KCLF
- New Roads, Louisiana; United States;
- Frequency: 1500 kHz
- Branding: Voice of Pointe Coupee

Programming
- Format: Urban contemporary
- Affiliations: Compass Media Networks

Ownership
- Owner: New World Broadcasting Company

History
- First air date: 1965
- Former call signs: KQXL (1979–1981)

Technical information
- Licensing authority: FCC
- Facility ID: 14897
- Class: D
- Power: 850 watts day 18 watts night
- Transmitter coordinates: 30°44′8″N 91°25′59″W﻿ / ﻿30.73556°N 91.43306°W

Links
- Public license information: Public file; LMS;
- Webcast: Listen live
- Website: Official website

= KCLF =

KCLF (1500 AM) is a radio station broadcasting an urban contemporary format which includes blues, gospel, news, oldies, and zydeco. The station is licensed to New Roads, Louisiana, United States. The station is currently owned by New World Broadcasting Company.

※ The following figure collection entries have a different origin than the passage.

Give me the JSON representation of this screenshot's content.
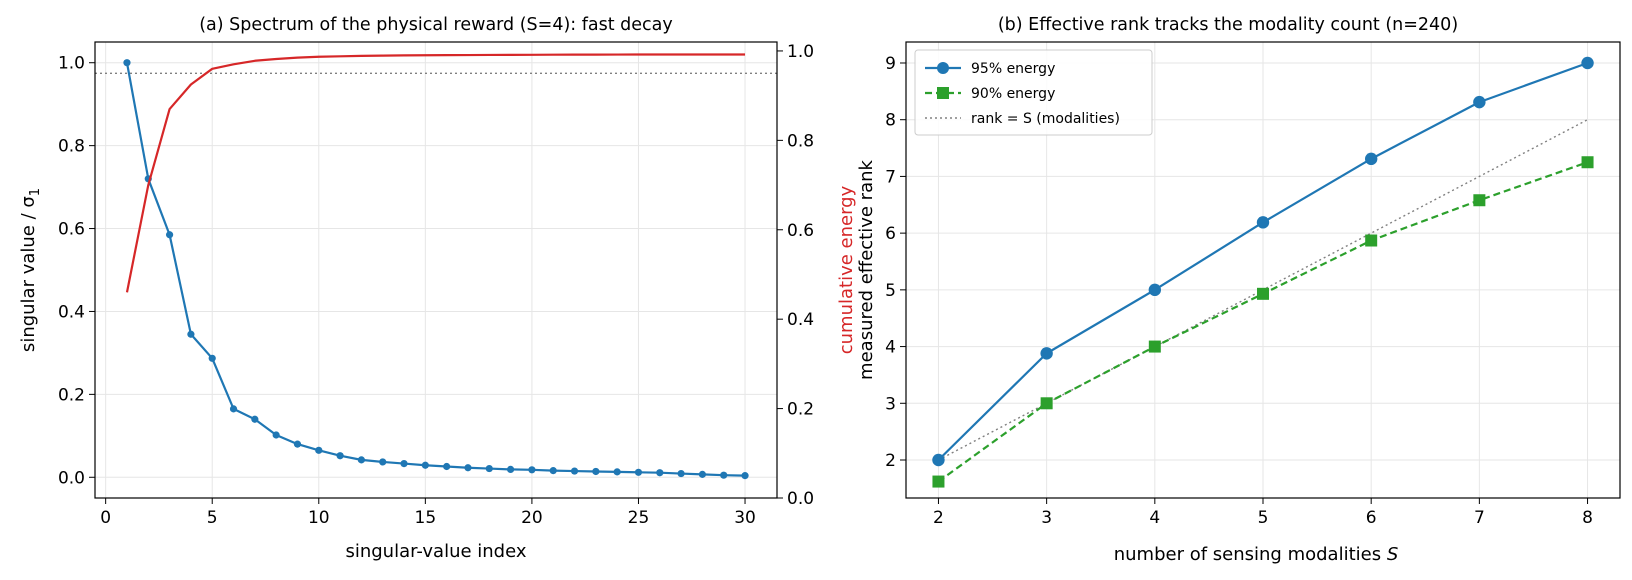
{
  "chart_data": [
    {
      "type": "line",
      "title": "(a) Spectrum of the physical reward (S=4): fast decay",
      "xlabel": "singular-value index",
      "ylabel": "singular value / σ",
      "ylabel_subscript": "1",
      "y2label": "cumulative energy",
      "xlim": [
        -0.5,
        31.5
      ],
      "ylim": [
        -0.05,
        1.05
      ],
      "y2lim": [
        0.0,
        1.02
      ],
      "xticks": [
        0,
        5,
        10,
        15,
        20,
        25,
        30
      ],
      "xtick_labels": [
        "0",
        "5",
        "10",
        "15",
        "20",
        "25",
        "30"
      ],
      "yticks": [
        0.0,
        0.2,
        0.4,
        0.6,
        0.8,
        1.0
      ],
      "ytick_labels": [
        "0.0",
        "0.2",
        "0.4",
        "0.6",
        "0.8",
        "1.0"
      ],
      "y2ticks": [
        0.0,
        0.2,
        0.4,
        0.6,
        0.8,
        1.0
      ],
      "y2tick_labels": [
        "0.0",
        "0.2",
        "0.4",
        "0.6",
        "0.8",
        "1.0"
      ],
      "grid": true,
      "x": [
        1,
        2,
        3,
        4,
        5,
        6,
        7,
        8,
        9,
        10,
        11,
        12,
        13,
        14,
        15,
        16,
        17,
        18,
        19,
        20,
        21,
        22,
        23,
        24,
        25,
        26,
        27,
        28,
        29,
        30
      ],
      "series": [
        {
          "axis": "left",
          "color": "#1f77b4",
          "marker": "circle",
          "linestyle": "solid",
          "values": [
            1.0,
            0.72,
            0.585,
            0.345,
            0.287,
            0.165,
            0.14,
            0.102,
            0.08,
            0.065,
            0.052,
            0.042,
            0.037,
            0.033,
            0.029,
            0.026,
            0.023,
            0.021,
            0.019,
            0.018,
            0.016,
            0.015,
            0.014,
            0.013,
            0.012,
            0.011,
            0.009,
            0.007,
            0.005,
            0.004
          ]
        },
        {
          "axis": "right",
          "color": "#d62728",
          "marker": "none",
          "linestyle": "solid",
          "values": [
            0.46,
            0.7,
            0.87,
            0.925,
            0.96,
            0.97,
            0.978,
            0.982,
            0.985,
            0.987,
            0.988,
            0.989,
            0.9895,
            0.99,
            0.9903,
            0.9906,
            0.9908,
            0.991,
            0.9912,
            0.9914,
            0.9916,
            0.9917,
            0.9918,
            0.9919,
            0.992,
            0.992,
            0.992,
            0.992,
            0.992,
            0.992
          ]
        }
      ],
      "reference_line": {
        "axis": "right",
        "y": 0.95,
        "color": "#808080",
        "linestyle": "dotted"
      }
    },
    {
      "type": "line",
      "title": "(b) Effective rank tracks the modality count (n=240)",
      "xlabel": "number of sensing modalities",
      "xlabel_symbol": "S",
      "ylabel": "measured effective rank",
      "xlim": [
        1.7,
        8.3
      ],
      "ylim": [
        1.33,
        9.37
      ],
      "xticks": [
        2,
        3,
        4,
        5,
        6,
        7,
        8
      ],
      "xtick_labels": [
        "2",
        "3",
        "4",
        "5",
        "6",
        "7",
        "8"
      ],
      "yticks": [
        2,
        3,
        4,
        5,
        6,
        7,
        8,
        9
      ],
      "ytick_labels": [
        "2",
        "3",
        "4",
        "5",
        "6",
        "7",
        "8",
        "9"
      ],
      "grid": true,
      "legend_position": "top-left",
      "x": [
        2,
        3,
        4,
        5,
        6,
        7,
        8
      ],
      "series": [
        {
          "name": "95% energy",
          "color": "#1f77b4",
          "marker": "circle",
          "linestyle": "solid",
          "values": [
            2.0,
            3.88,
            5.0,
            6.19,
            7.31,
            8.31,
            9.0
          ]
        },
        {
          "name": "90% energy",
          "color": "#2ca02c",
          "marker": "square",
          "linestyle": "dashed",
          "values": [
            1.62,
            3.0,
            4.0,
            4.93,
            5.87,
            6.58,
            7.25
          ]
        },
        {
          "name": "rank = S (modalities)",
          "color": "#808080",
          "marker": "none",
          "linestyle": "dotted",
          "values": [
            2,
            3,
            4,
            5,
            6,
            7,
            8
          ]
        }
      ]
    }
  ]
}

On January 12, 2015, KCLF was granted a Federal Communications Commission construction permit to move to a new transmitter site, decrease day power to 850 watts and add night operation with 18 watts.

==History==
The station was assigned the call letters KQXL on January 1, 1979. On September 1, 1981, the station changed its call sign to the current KCLF.